Our analyses did not identify any important time periods in which birds that deferred reproduction differed from those who attempted (or those that were successful vs failed in 2012–2013). While we emphasize the limitations in our ability to discern early failure (i.e., ≤ 3 days) from deferred breeding, which may be the result of different mechanisms, we observed breeding deferral in fewer than half of the geese in both populations, which was lower than expected for the Greenland geese given the declining population, though out of the males fitted with backpack devices, only 2 out of 15 returned to wintering areas with offspring. Therefore, we interpret our results to indicate that despite parental preparation, young are not surviving to be recruited into the population by the time geese return to wintering areas. Goslings are vulnerable to a variety of predators (Anthony et al. 1991; Bowman et al. 2004) and harsh weather (Fondell et al. 2008).

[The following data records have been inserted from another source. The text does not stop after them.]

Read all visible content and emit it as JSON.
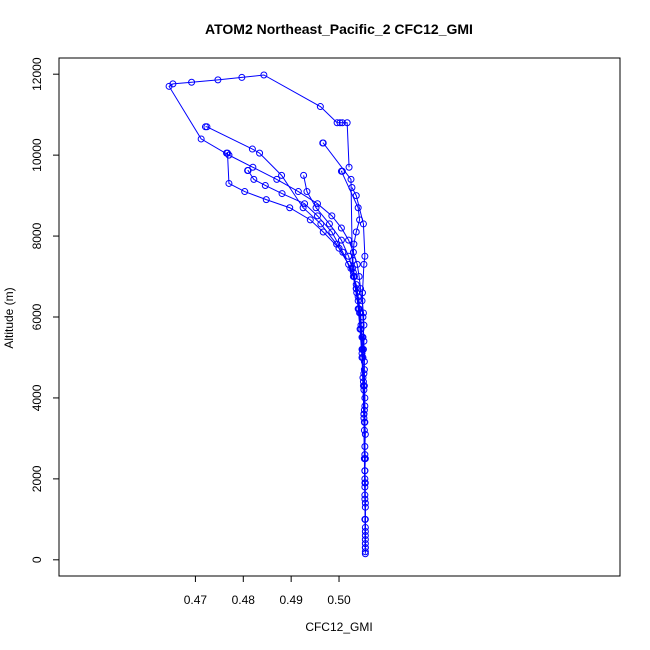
{
  "chart_data": {
    "type": "line",
    "title": "ATOM2 Northeast_Pacific_2 CFC12_GMI",
    "xlabel": "CFC12_GMI",
    "ylabel": "Altitude (m)",
    "xlim": [
      0.4415,
      0.5587
    ],
    "ylim": [
      -400,
      12400
    ],
    "xticks": [
      0.47,
      0.48,
      0.49,
      0.5
    ],
    "xtick_labels": [
      "0.47",
      "0.48",
      "0.49",
      "0.50"
    ],
    "yticks": [
      0,
      2000,
      4000,
      6000,
      8000,
      10000,
      12000
    ],
    "ytick_labels": [
      "0",
      "2000",
      "4000",
      "6000",
      "8000",
      "10000",
      "12000"
    ],
    "grid": false,
    "marker": "open-circle",
    "color": "#0000ff",
    "series": [
      {
        "x": [
          0.5055,
          0.5055,
          0.5055,
          0.5054,
          0.5055,
          0.5054,
          0.5055,
          0.5054,
          0.5055,
          0.5054,
          0.5055,
          0.5054,
          0.5053,
          0.5054,
          0.5053,
          0.5052,
          0.5053,
          0.5051,
          0.505,
          0.5052,
          0.5051,
          0.5048,
          0.5045,
          0.5042,
          0.5038,
          0.503,
          0.502,
          0.5005,
          0.4985,
          0.4955,
          0.4915,
          0.487,
          0.482,
          0.477,
          0.4712,
          0.4645,
          0.4653,
          0.4692,
          0.4747,
          0.4797,
          0.4843,
          0.4961,
          0.4996,
          0.5002,
          0.5007,
          0.5017,
          0.5021
        ],
        "y": [
          150,
          400,
          700,
          1000,
          1300,
          1600,
          1900,
          2200,
          2500,
          2800,
          3100,
          3400,
          3700,
          4000,
          4300,
          4600,
          4900,
          5200,
          5500,
          5800,
          6100,
          6400,
          6700,
          7000,
          7300,
          7600,
          7900,
          8200,
          8500,
          8800,
          9100,
          9400,
          9700,
          10000,
          10400,
          11700,
          11760,
          11800,
          11860,
          11920,
          11980,
          11200,
          10800,
          10800,
          10800,
          10800,
          9700
        ]
      },
      {
        "x": [
          0.5055,
          0.5054,
          0.5053,
          0.5052,
          0.505,
          0.5048,
          0.5046,
          0.5043,
          0.504,
          0.5036,
          0.5032,
          0.5028,
          0.5025,
          0.4967,
          0.4966
        ],
        "y": [
          500,
          1500,
          2500,
          3500,
          4500,
          5200,
          5700,
          6100,
          6400,
          6700,
          7000,
          7200,
          9400,
          10300,
          10300
        ]
      },
      {
        "x": [
          0.5055,
          0.5054,
          0.5052,
          0.505,
          0.5045,
          0.5036,
          0.502,
          0.4995,
          0.4962,
          0.4925,
          0.488,
          0.4834,
          0.4819,
          0.4724,
          0.4721
        ],
        "y": [
          300,
          1800,
          3600,
          5000,
          6100,
          6800,
          7300,
          7800,
          8300,
          8700,
          9500,
          10050,
          10150,
          10700,
          10700
        ]
      },
      {
        "x": [
          0.5055,
          0.5054,
          0.5052,
          0.5048,
          0.504,
          0.5025,
          0.5,
          0.4967,
          0.494,
          0.4897,
          0.4848,
          0.4803,
          0.477,
          0.4767,
          0.4765
        ],
        "y": [
          200,
          2500,
          4200,
          5500,
          6500,
          7200,
          7700,
          8100,
          8400,
          8700,
          8900,
          9100,
          9300,
          10050,
          10050
        ]
      },
      {
        "x": [
          0.5055,
          0.5054,
          0.5052,
          0.5048,
          0.5041,
          0.503,
          0.5008,
          0.4985,
          0.4955,
          0.4928,
          0.4881,
          0.4846,
          0.4822,
          0.481,
          0.4809
        ],
        "y": [
          800,
          2000,
          3600,
          5000,
          6200,
          7000,
          7600,
          8100,
          8500,
          8800,
          9050,
          9250,
          9400,
          9620,
          9620
        ]
      },
      {
        "x": [
          0.5055,
          0.5054,
          0.5053,
          0.5051,
          0.5049,
          0.5046,
          0.5042,
          0.5037,
          0.5032,
          0.5029,
          0.5031,
          0.5036,
          0.5043,
          0.504,
          0.5005,
          0.5007
        ],
        "y": [
          1000,
          2200,
          3400,
          4400,
          5200,
          5800,
          6200,
          6600,
          7000,
          7400,
          7800,
          8100,
          8400,
          8700,
          9600,
          9600
        ]
      },
      {
        "x": [
          0.5055,
          0.5054,
          0.5053,
          0.5051,
          0.5048,
          0.5044,
          0.504,
          0.5036,
          0.503,
          0.502,
          0.5005,
          0.498,
          0.4952,
          0.4933,
          0.4926
        ],
        "y": [
          600,
          1900,
          3200,
          4300,
          5100,
          5700,
          6200,
          6700,
          7100,
          7500,
          7900,
          8300,
          8700,
          9100,
          9500
        ]
      },
      {
        "x": [
          0.5055,
          0.5055,
          0.5054,
          0.5054,
          0.5053,
          0.5052,
          0.505,
          0.5049,
          0.5052,
          0.5054,
          0.5051,
          0.5036,
          0.5027
        ],
        "y": [
          300,
          1400,
          2600,
          3800,
          4700,
          5400,
          6000,
          6600,
          7300,
          7500,
          8300,
          9000,
          9200
        ]
      }
    ]
  }
}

Additionally, warming climates and early onset of spring can lead to increased mortality of offspring due to a mismatch between gosling growth and peak food quality, regardless of parent abilities to refuel after arriving in the Arctic (Lameris et al. 2018). Given the mismatch between the number of geese attempting reproduction and geese returning to wintering areas with offspring, we suggest investigation into rates of nest failure and brood loss in Greenland white-fronted geese to explain differences in productivity between these two populations.

Our study provides an initial example of blending temporally frequent ACC data with GPS data for birds of contrasting migration routes to uniquely quantify how individuals respond to their environment and the implications of individual behavioral patterns on reproduction. Inferences from tracking studies are commonly limited because of the relatively low number of individuals tagged. Yet, advances in miniaturized tracking technologies such as accelerometers allows for a substantial amount of information to be collected from each individual. The method demonstrated in this paper may increase our capacity to link animal behavior and individual reproductive output, as new methods are being derived for identifying reproductive events remotely (e.g., Schreven et al. 2021; Ozsanlav-Harris et al. 2022), with environmental conditions (Valletta et al. 2017) and consequences of climate change (e.g., Lameris et al. 2018). Further, these methods could be used in the context of varying landscapes to better understand linkages among behavior, environmental conditions, and reproductive success, allowing practitioners to pinpoint critical periods of the annual cycle to ascribe priority areas for improved conservation efforts.